From: Christopher R. Barry
Subject: Re: MOP implementations
Date: 
Message-ID: <874sawndp3.fsf@2xtreme.net>
Andrew Cooke <······@andrewcooke.free-online.co.uk> writes:

> I had a search on Deja for MOP, and then MOP implemetations and I found
> hundreds of posts, 

[...]

> but I didn't find a real discussion of how different implementations
> compared.

Allegro CL is quite possibly the most rigorously conformant to the MOP
as documented in AMOP. I haven't used the Lispworks MOP, but I've read
several times here that at least one of their MOP functions takes
something as an &rest parameter when it should be something else. (Or
something like that.)

Christopher
From: Robert Monfera
Subject: Re: MOP implementations
Date: 
Message-ID: <38B89EBF.561BC950@fisec.com>
"Christopher R. Barry" wrote:

> Allegro CL is quite possibly the most rigorously conformant to the
> MOP as documented in AMOP. I haven't used the Lispworks MOP, but I've
> read several times here that at least one of their MOP functions
> takes something as an &rest parameter when it should be something
> else. (Or something like that.)

Yes, direct-slot-definition-class and effective-slot-definition-class.
It is quite possible that ACL's MOP is more conformant with AMOP,
although there were only two differences between LW and ACL I bumped
into and I haven't exhaustively tested ACL to say that it conforms to
AMOP at every point.  In fact, Duane once pointed out a quite subtle bug
in Closette (a simplified example implementation by its authors), which
is the type of comment that reveals both insight and care.

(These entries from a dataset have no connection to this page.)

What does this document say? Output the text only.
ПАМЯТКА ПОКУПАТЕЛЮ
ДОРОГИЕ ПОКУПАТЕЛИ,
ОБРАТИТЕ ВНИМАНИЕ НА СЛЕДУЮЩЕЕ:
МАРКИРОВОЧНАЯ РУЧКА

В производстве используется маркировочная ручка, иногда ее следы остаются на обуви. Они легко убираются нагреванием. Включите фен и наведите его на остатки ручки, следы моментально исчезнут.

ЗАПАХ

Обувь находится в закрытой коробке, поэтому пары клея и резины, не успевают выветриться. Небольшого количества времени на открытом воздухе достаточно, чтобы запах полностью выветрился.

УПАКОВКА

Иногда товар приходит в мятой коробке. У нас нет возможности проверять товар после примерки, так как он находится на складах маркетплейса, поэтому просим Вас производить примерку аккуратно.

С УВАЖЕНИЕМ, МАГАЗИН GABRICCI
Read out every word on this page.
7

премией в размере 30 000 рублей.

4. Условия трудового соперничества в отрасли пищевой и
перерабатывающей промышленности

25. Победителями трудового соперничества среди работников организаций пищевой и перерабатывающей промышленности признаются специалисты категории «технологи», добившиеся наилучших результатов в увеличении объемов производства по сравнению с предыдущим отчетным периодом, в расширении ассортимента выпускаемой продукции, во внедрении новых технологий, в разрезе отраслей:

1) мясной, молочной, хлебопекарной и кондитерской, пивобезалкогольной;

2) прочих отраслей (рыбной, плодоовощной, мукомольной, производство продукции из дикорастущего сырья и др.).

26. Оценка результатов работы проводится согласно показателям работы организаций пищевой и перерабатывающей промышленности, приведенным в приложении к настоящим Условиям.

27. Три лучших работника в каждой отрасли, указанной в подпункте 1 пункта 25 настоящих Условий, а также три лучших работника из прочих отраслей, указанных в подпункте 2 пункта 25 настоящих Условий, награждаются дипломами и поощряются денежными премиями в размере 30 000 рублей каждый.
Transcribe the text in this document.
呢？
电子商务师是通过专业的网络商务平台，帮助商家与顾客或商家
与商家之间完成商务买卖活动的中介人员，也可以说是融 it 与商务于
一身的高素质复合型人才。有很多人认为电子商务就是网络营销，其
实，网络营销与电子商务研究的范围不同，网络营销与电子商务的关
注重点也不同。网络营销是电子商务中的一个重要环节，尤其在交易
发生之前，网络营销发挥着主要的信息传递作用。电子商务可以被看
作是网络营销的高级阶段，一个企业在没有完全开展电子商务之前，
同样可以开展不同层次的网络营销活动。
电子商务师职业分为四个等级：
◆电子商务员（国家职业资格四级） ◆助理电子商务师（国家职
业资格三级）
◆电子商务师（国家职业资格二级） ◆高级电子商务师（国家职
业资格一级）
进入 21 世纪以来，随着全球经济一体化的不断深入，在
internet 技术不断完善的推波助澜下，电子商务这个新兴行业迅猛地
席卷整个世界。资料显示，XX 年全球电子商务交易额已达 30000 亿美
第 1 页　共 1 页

Small differences between signatures of functions aren't nearly as big a
problem when coding as significant CLOS/MOP limitations compared to ANSI
CL and the AMOP.

Robert
From: Robert Monfera
Subject: Re: MOP implementations
Date: 
Message-ID: <38B8A3B8.918FC1E9@fisec.com>
Andrew Cooke wrote:

> I had a search on Deja for MOP, and then MOP implemetations and I
> found hundreds of posts, including one from you (Robert M) saying
> that if you want a decent CLOS MOP you have to get a commercial
> implementation

For fairness, I need to clarify that at the time I had two things on my
mind: completeness and robustness.  Without any solid research, I
concluded that the lack of support for parts of CLOS and MOP
functionality in CLISP is an indication that CLOS and MOP didn't get
much attention and use, thus it may lack robustness.  From the answers I
understood that the missing features are conscious design decisions with
worthy considerations behind them (which does not make up for the lack
of features, but one is allowed to workaround it).

> (and
> another from Bruno H explaining that CLISP takes a pragmatic approach
> since development effort is limited), but I didn't find a real
> discussion of how different implementations compared.

The CLISP documentation explains the differences compared to ANSI CL
very well, including CLOS.  I haven't found a discussion of MOP for
CLISP, but there seems to be an option to use PCL.